Parliamentary question - E-4938/2009Parliamentary question
E-4938/2009

Negotiations between the EU, Central America and the Andean countries concerning patents

WRITTEN QUESTION E-4938/09
by Carl Schlyter (Verts/ALE)
to the Commission

Patents on seeds and hybrid plants have provoked strong criticism in those Latin American countries which have introduced legislation in accordance with the 1995 TRIPS agreement. In Argentina and Brazil, a small number of foreign seed companies have taken over the local seed market for most plants and, in doing so, have severely undermined the system based on small farmers' free trade in plant varieties and seeds.

Traditional Latin American agriculture is a living seed bank which, over the years, has been able to preserve a great variety of crops. However, small farmers from various Latin American countries now report that their crops are fertilised by plants with a patent-protected property, which forces them to pay for patents and prevents traditional agriculture because the reproduction, sale or exchange of patented seed is simply not legal without the authorisation of the seed company. Traditional agriculture has therefore ceased, biological diversity has been restrained rather than promoted and the remaining seeds for sowing are restricted to a small number of companies which control an increasingly monopolised seed market. This situation poses a threat to small farmers' rights to food and a living.

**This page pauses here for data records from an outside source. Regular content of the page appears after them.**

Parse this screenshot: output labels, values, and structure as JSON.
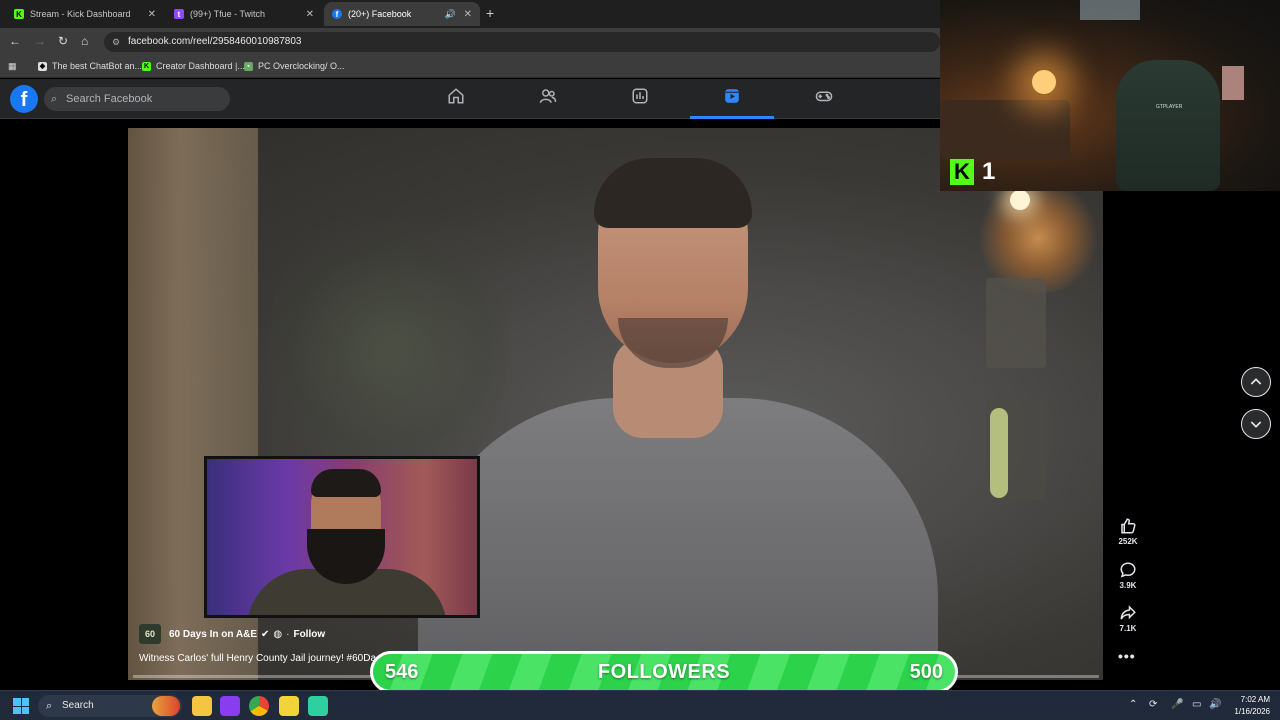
{
  "browser": {
    "tabs": [
      {
        "title": "Stream - Kick Dashboard",
        "icon": "kick-icon",
        "color": "#53fc18"
      },
      {
        "title": "(99+) Tfue - Twitch",
        "icon": "twitch-icon",
        "color": "#9146ff"
      },
      {
        "title": "(20+) Facebook",
        "icon": "facebook-icon",
        "color": "#1877f2",
        "active": true
      }
    ],
    "url": "facebook.com/reel/2958460010987803",
    "bookmarks": [
      {
        "label": "The best ChatBot an...",
        "icon": "chatbot-icon"
      },
      {
        "label": "Creator Dashboard |...",
        "icon": "kick-icon"
      },
      {
        "label": "PC Overclocking/ O...",
        "icon": "web-icon"
      }
    ]
  },
  "facebook": {
    "logo": "f",
    "search_placeholder": "Search Facebook",
    "nav": [
      "home-icon",
      "friends-icon",
      "video-icon",
      "reels-icon",
      "gaming-icon"
    ],
    "active_nav": "reels-icon"
  },
  "reel": {
    "page_name": "60 Days In on A&E",
    "page_logo_text": "60",
    "follow_label": "Follow",
    "caption": "Witness Carlos' full Henry County Jail journey! #60Da",
    "progress": 0.0,
    "actions": [
      {
        "icon": "like-icon",
        "count": "252K"
      },
      {
        "icon": "comment-icon",
        "count": "3.9K"
      },
      {
        "icon": "share-icon",
        "count": "7.1K"
      }
    ]
  },
  "overlay": {
    "followers_current": "546",
    "followers_label": "FOLLOWERS",
    "followers_goal": "500",
    "kick_logo": "K",
    "kick_viewers": "1",
    "chair_label": "GTPLAYER"
  },
  "taskbar": {
    "search_label": "Search",
    "time": "7:02 AM",
    "date": "1/16/2026"
  }
}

According to Latin American trade unions and organisations — including Terra de Direitos, which specialises in the social implications of patents on microbiological processes, genes and plant varieties — patenting has had devastating consequences for biological diversity in several Latin American countries.

To my knowledge, neither the patent rules proposed in the association agreement between the EU and Central America nor the bilateral trade negotiations taking place between the EU and Colombia and Peru respectively have taken account of such criticism, which gives rise to the following questions.

What steps does the Commission take in negotiations on patents to promote biological diversity rather than restrain it?

Is the Commission negotiating to extend the patent period for new genes and microbiological processes?

What is the Commission's position on conflicts which have been caused when individuals have involuntarily had their crops fertilised by pollen from a patented plant?